La pyramide du cadre
Intéressement et participation placés (pas encaissés) : exonérés d'IR. Abondement employeur : à prendre à 100 % avant toute autre stratégie.
300 à 800 €/mois selon la TMI, calibrés pour écrêter la tranche haute. À TMI 41 %, 500 €/mois rendent ≈ 2 460 €/an. Les années de bonus, mobilisez les reports. Simulez votre versement.
La capacité d'emprunt d'un cadre est un actif fiscal : Jeanbrun (amortissement, hors plafond des niches) ou Denormandie selon le bien. Sans gestion : SCPI fiscales.
Questions fréquentes
Quel est le levier n°1 pour un cadre salarié ?
Le PER, sans hésitation : revenus réguliers donc TMI stable (souvent 30 %, 41 % pour les cadres supérieurs), plafond de déduction alimenté chaque année par le salaire, et capacité d’épargne mensuelle qui se prête aux versements programmés. Un cadre à TMI 41 % récupère 410 € pour 1 000 € versés.

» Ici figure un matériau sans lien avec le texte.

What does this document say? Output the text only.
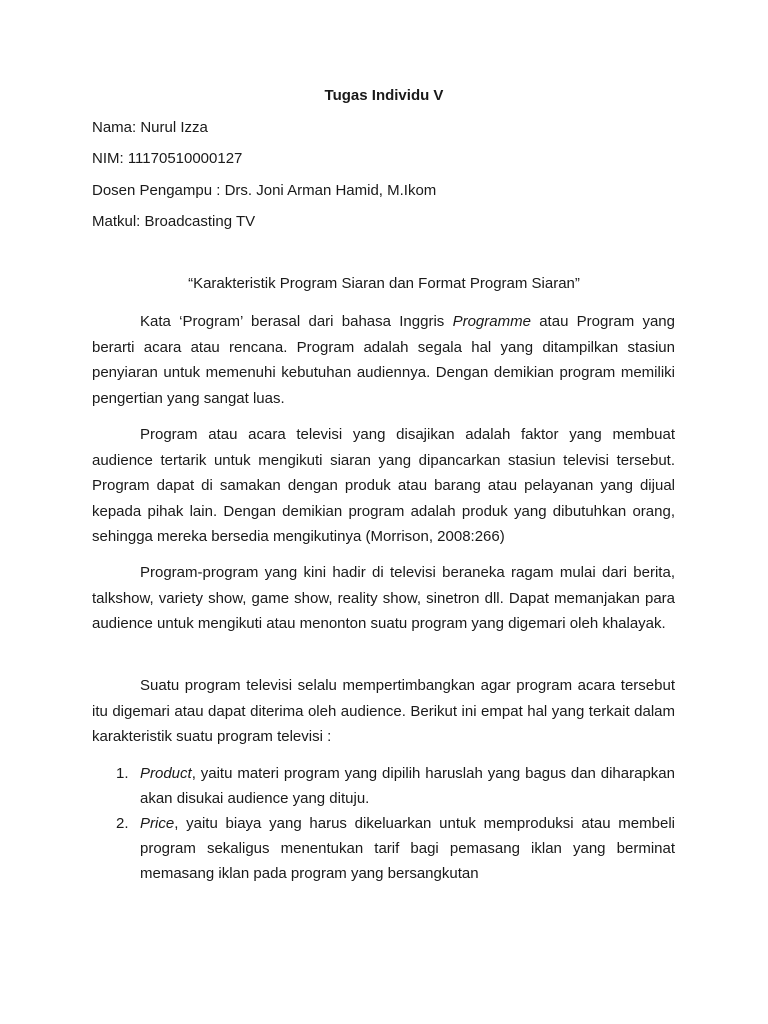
Tugas Individu V

Nama: Nurul Izza

NIM: 11170510000127

Dosen Pengampu : Drs. Joni Arman Hamid, M.Ikom

Matkul: Broadcasting TV

“Karakteristik Program Siaran dan Format Program Siaran”

Kata ‘Program’ berasal dari bahasa Inggris Programme atau Program yang berarti acara atau rencana. Program adalah segala hal yang ditampilkan stasiun penyiaran untuk memenuhi kebutuhan audiennya. Dengan demikian program memiliki pengertian yang sangat luas.

Program atau acara televisi yang disajikan adalah faktor yang membuat audience tertarik untuk mengikuti siaran yang dipancarkan stasiun televisi tersebut. Program dapat di samakan dengan produk atau barang atau pelayanan yang dijual kepada pihak lain. Dengan demikian program adalah produk yang dibutuhkan orang, sehingga mereka bersedia mengikutinya (Morrison, 2008:266)

Program-program yang kini hadir di televisi beraneka ragam mulai dari berita, talkshow, variety show, game show, reality show, sinetron dll. Dapat memanjakan para audience untuk mengikuti atau menonton suatu program yang digemari oleh khalayak.

Suatu program televisi selalu mempertimbangkan agar program acara tersebut itu digemari atau dapat diterima oleh audience. Berikut ini empat hal yang terkait dalam karakteristik suatu program televisi :

1. Product, yaitu materi program yang dipilih haruslah yang bagus dan diharapkan akan disukai audience yang dituju.
2. Price, yaitu biaya yang harus dikeluarkan untuk memproduksi atau membeli program sekaligus menentukan tarif bagi pemasang iklan yang berminat memasang iklan pada program yang bersangkutan
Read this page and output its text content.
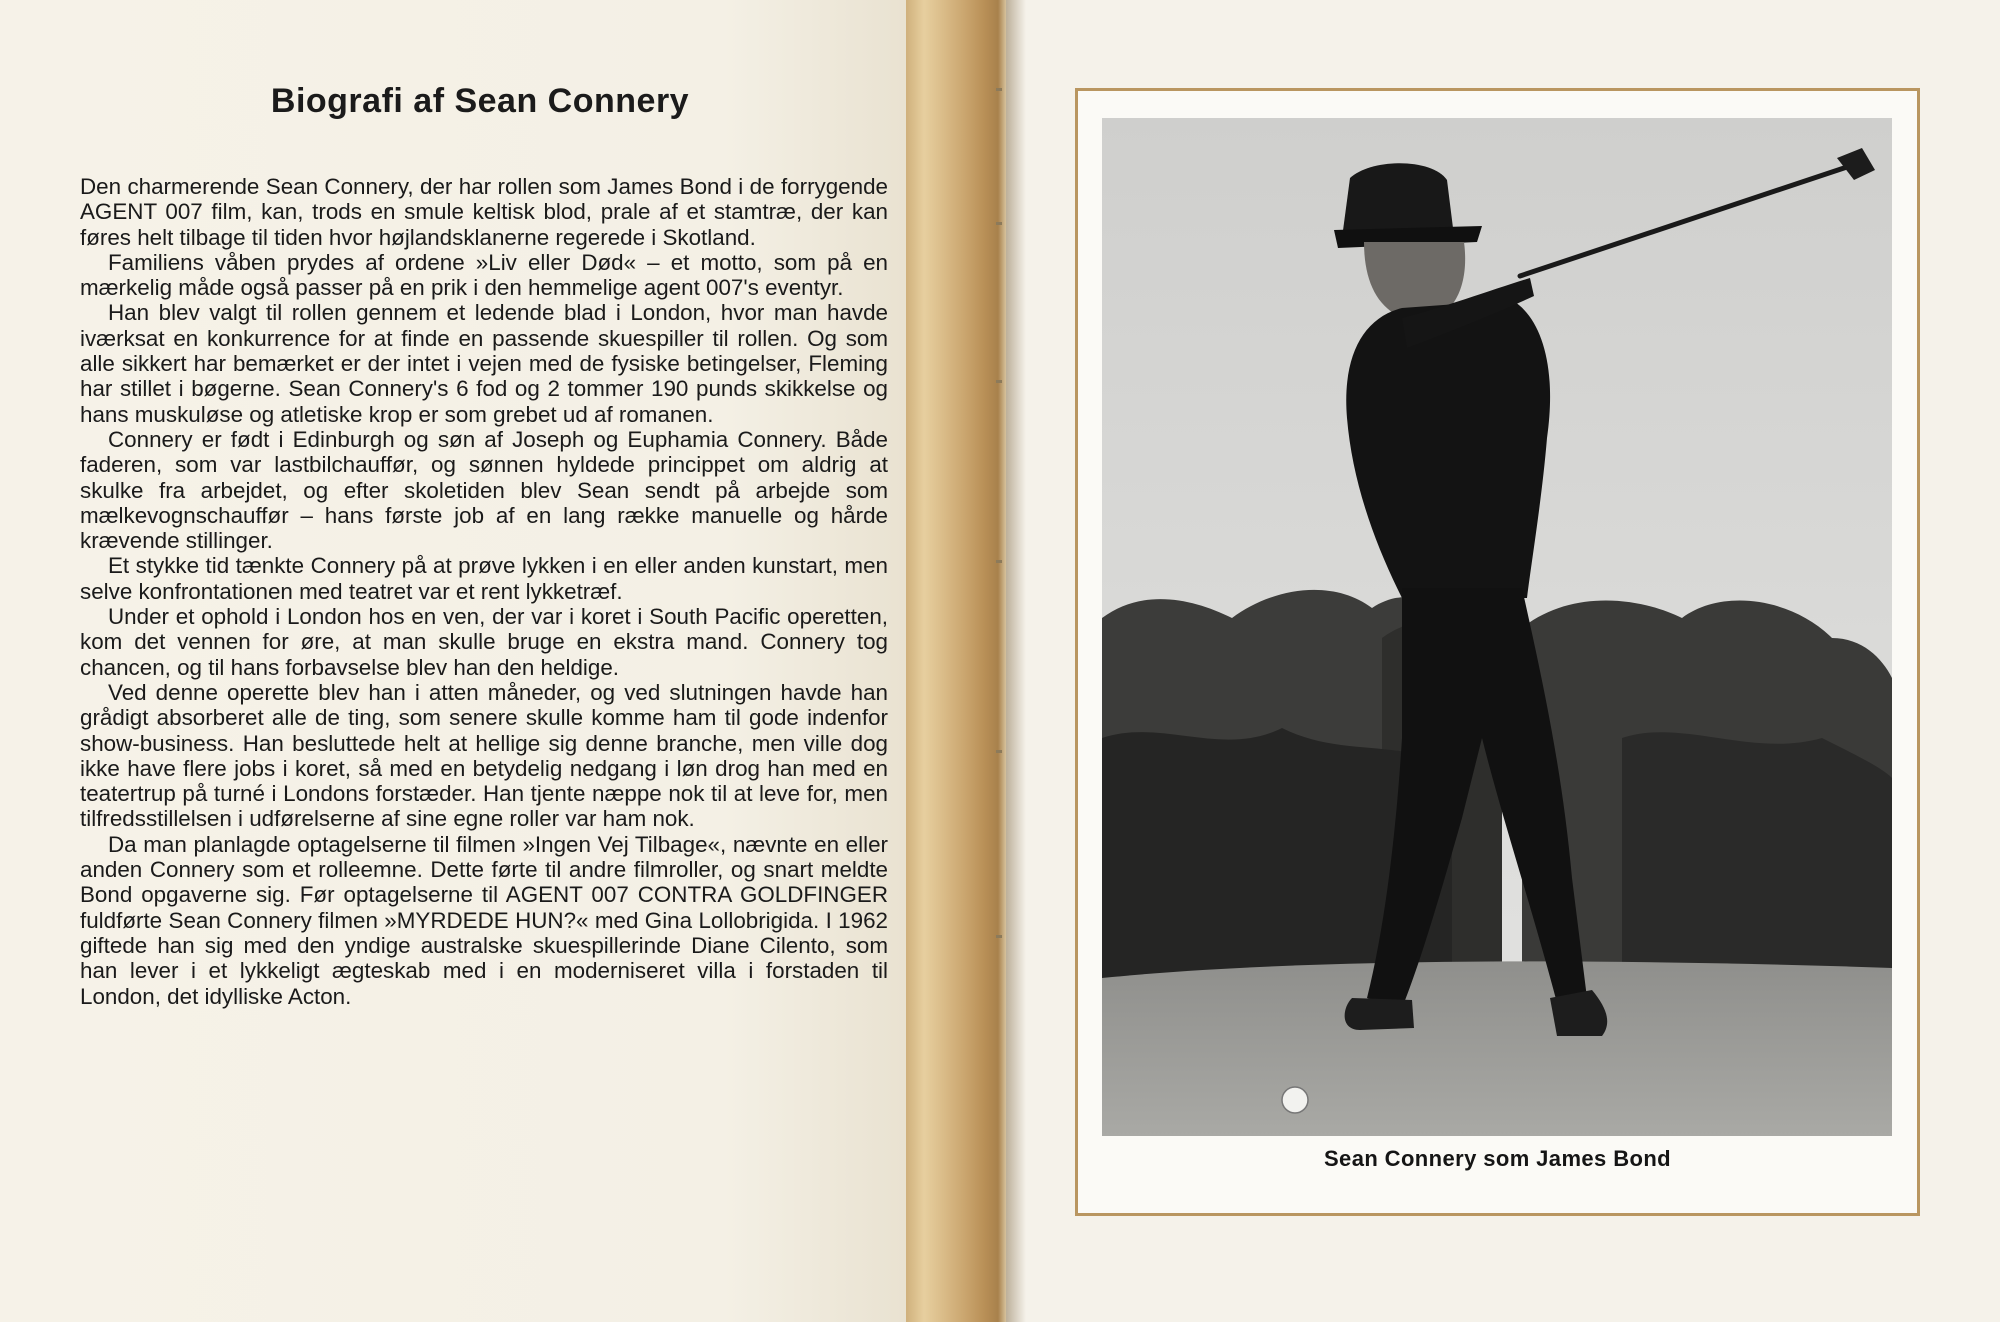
Biografi af Sean Connery

Den charmerende Sean Connery, der har rollen som James Bond i de forrygende AGENT 007 film, kan, trods en smule keltisk blod, prale af et stamtræ, der kan føres helt tilbage til tiden hvor højlandsklanerne regerede i Skotland.

Familiens våben prydes af ordene »Liv eller Død« – et motto, som på en mærkelig måde også passer på en prik i den hemmelige agent 007's eventyr.

Han blev valgt til rollen gennem et ledende blad i London, hvor man havde iværksat en konkurrence for at finde en passende skuespiller til rollen. Og som alle sikkert har bemærket er der intet i vejen med de fysiske betingelser, Fleming har stillet i bøgerne. Sean Connery's 6 fod og 2 tommer 190 punds skikkelse og hans muskuløse og atletiske krop er som grebet ud af romanen.

Connery er født i Edinburgh og søn af Joseph og Euphamia Connery. Både faderen, som var lastbilchauffør, og sønnen hyldede princippet om aldrig at skulke fra arbejdet, og efter skoletiden blev Sean sendt på arbejde som mælkevognschauffør – hans første job af en lang række manuelle og hårde krævende stillinger.

Et stykke tid tænkte Connery på at prøve lykken i en eller anden kunstart, men selve konfrontationen med teatret var et rent lykketræf.

Under et ophold i London hos en ven, der var i koret i South Pacific operetten, kom det vennen for øre, at man skulle bruge en ekstra mand. Connery tog chancen, og til hans forbavselse blev han den heldige.

Ved denne operette blev han i atten måneder, og ved slutningen havde han grådigt absorberet alle de ting, som senere skulle komme ham til gode indenfor show-business. Han besluttede helt at hellige sig denne branche, men ville dog ikke have flere jobs i koret, så med en betydelig nedgang i løn drog han med en teatertrup på turné i Londons forstæder. Han tjente næppe nok til at leve for, men tilfredsstillelsen i udførelserne af sine egne roller var ham nok.

Da man planlagde optagelserne til filmen »Ingen Vej Tilbage«, nævnte en eller anden Connery som et rolleemne. Dette førte til andre filmroller, og snart meldte Bond opgaverne sig. Før optagelserne til AGENT 007 CONTRA GOLDFINGER fuldførte Sean Connery filmen »MYRDEDE HUN?« med Gina Lollobrigida. I 1962 giftede han sig med den yndige australske skuespillerinde Diane Cilento, som han lever i et lykkeligt ægteskab med i en moderniseret villa i forstaden til London, det idylliske Acton.

Sean Connery som James Bond
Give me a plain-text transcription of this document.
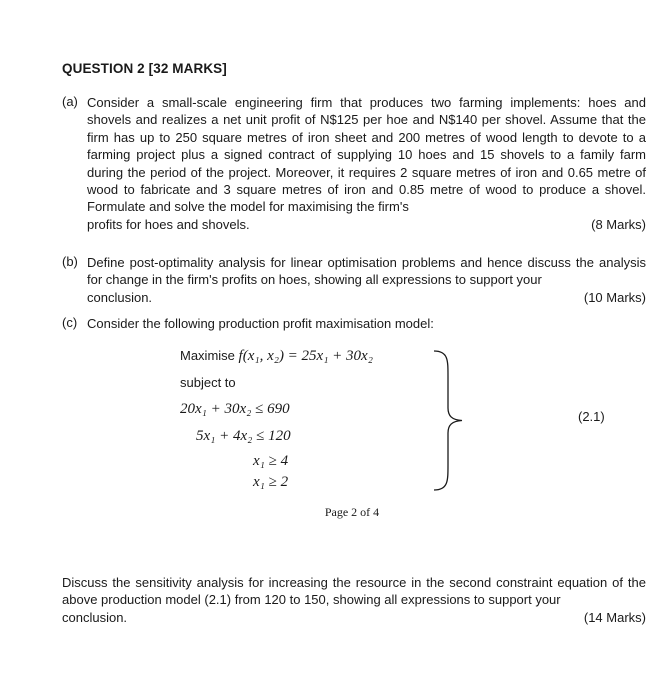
QUESTION 2 [32 MARKS]
(a) Consider a small-scale engineering firm that produces two farming implements: hoes and shovels and realizes a net unit profit of N$125 per hoe and N$140 per shovel. Assume that the firm has up to 250 square metres of iron sheet and 200 metres of wood length to devote to a farming project plus a signed contract of supplying 10 hoes and 15 shovels to a family farm during the period of the project. Moreover, it requires 2 square metres of iron and 0.65 metre of wood to fabricate and 3 square metres of iron and 0.85 metre of wood to produce a shovel. Formulate and solve the model for maximising the firm's
profits for hoes and shovels.	(8 Marks)
(b) Define post-optimality analysis for linear optimisation problems and hence discuss the analysis for change in the firm's profits on hoes, showing all expressions to support your
conclusion.	(10 Marks)
(c) Consider the following production profit maximisation model:
Maximise f(x₁, x₂) = 25x₁ + 30x₂
subject to
20x₁ + 30x₂ ≤ 690
5x₁ + 4x₂ ≤ 120
x₁ ≥ 4
x₁ ≥ 2
(2.1)
Page 2 of 4
Discuss the sensitivity analysis for increasing the resource in the second constraint equation of the above production model (2.1) from 120 to 150, showing all expressions to support your
conclusion.	(14 Marks)
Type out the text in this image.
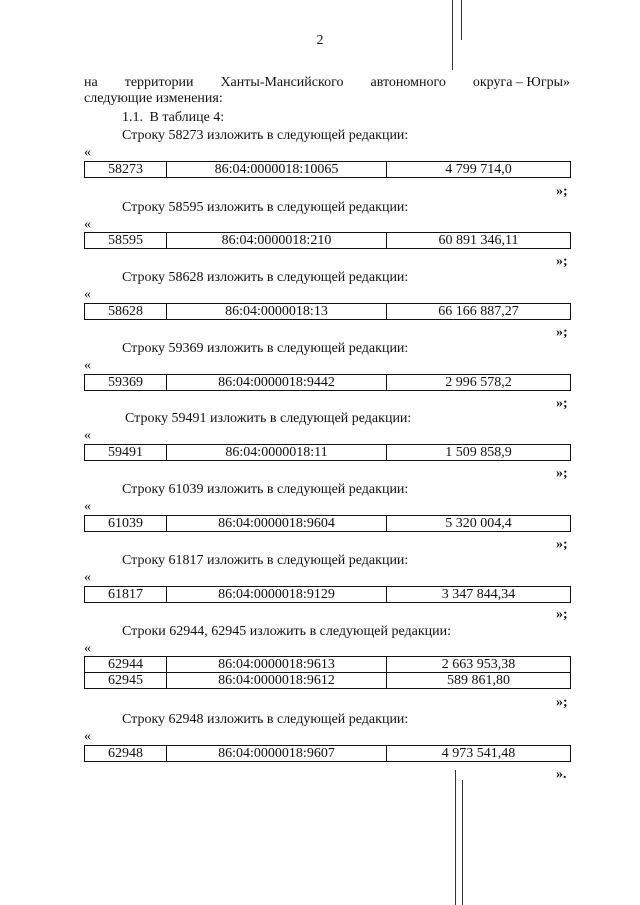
2
на территории Ханты-Мансийского автономного округа – Югры»
следующие изменения:
1.1. В таблице 4:
Строку 58273 изложить в следующей редакции:
«
58273	86:04:0000018:10065	4 799 714,0
»;
Строку 58595 изложить в следующей редакции:
«
58595	86:04:0000018:210	60 891 346,11
»;
Строку 58628 изложить в следующей редакции:
«
58628	86:04:0000018:13	66 166 887,27
»;
Строку 59369 изложить в следующей редакции:
«
59369	86:04:0000018:9442	2 996 578,2
»;
Строку 59491 изложить в следующей редакции:
«
59491	86:04:0000018:11	1 509 858,9
»;
Строку 61039 изложить в следующей редакции:
«
61039	86:04:0000018:9604	5 320 004,4
»;
Строку 61817 изложить в следующей редакции:
«
61817	86:04:0000018:9129	3 347 844,34
»;
Строки 62944, 62945 изложить в следующей редакции:
«
62944	86:04:0000018:9613	2 663 953,38
62945	86:04:0000018:9612	589 861,80
»;
Строку 62948 изложить в следующей редакции:
«
62948	86:04:0000018:9607	4 973 541,48
».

L’épargne salariale change-t-elle la donne ?
Oui : intéressement et participation versés dans un PEE ou un PER d’entreprise sont exonérés d’impôt sur le revenu (hors CSG). Avant tout versement volontaire, maximisez l’abondement de l’employeur — c’est du rendement immédiat sans risque, avant même l’avantage fiscal.
Une année de forte prime ou de bonus, que faire ?
C’est l’année où mobiliser les plafonds PER reportés des trois années précédentes : un versement exceptionnel écrête la tranche à 41 % précisément l’année où elle mord le plus. Cela se décide avant le 31 décembre de l’année de la prime.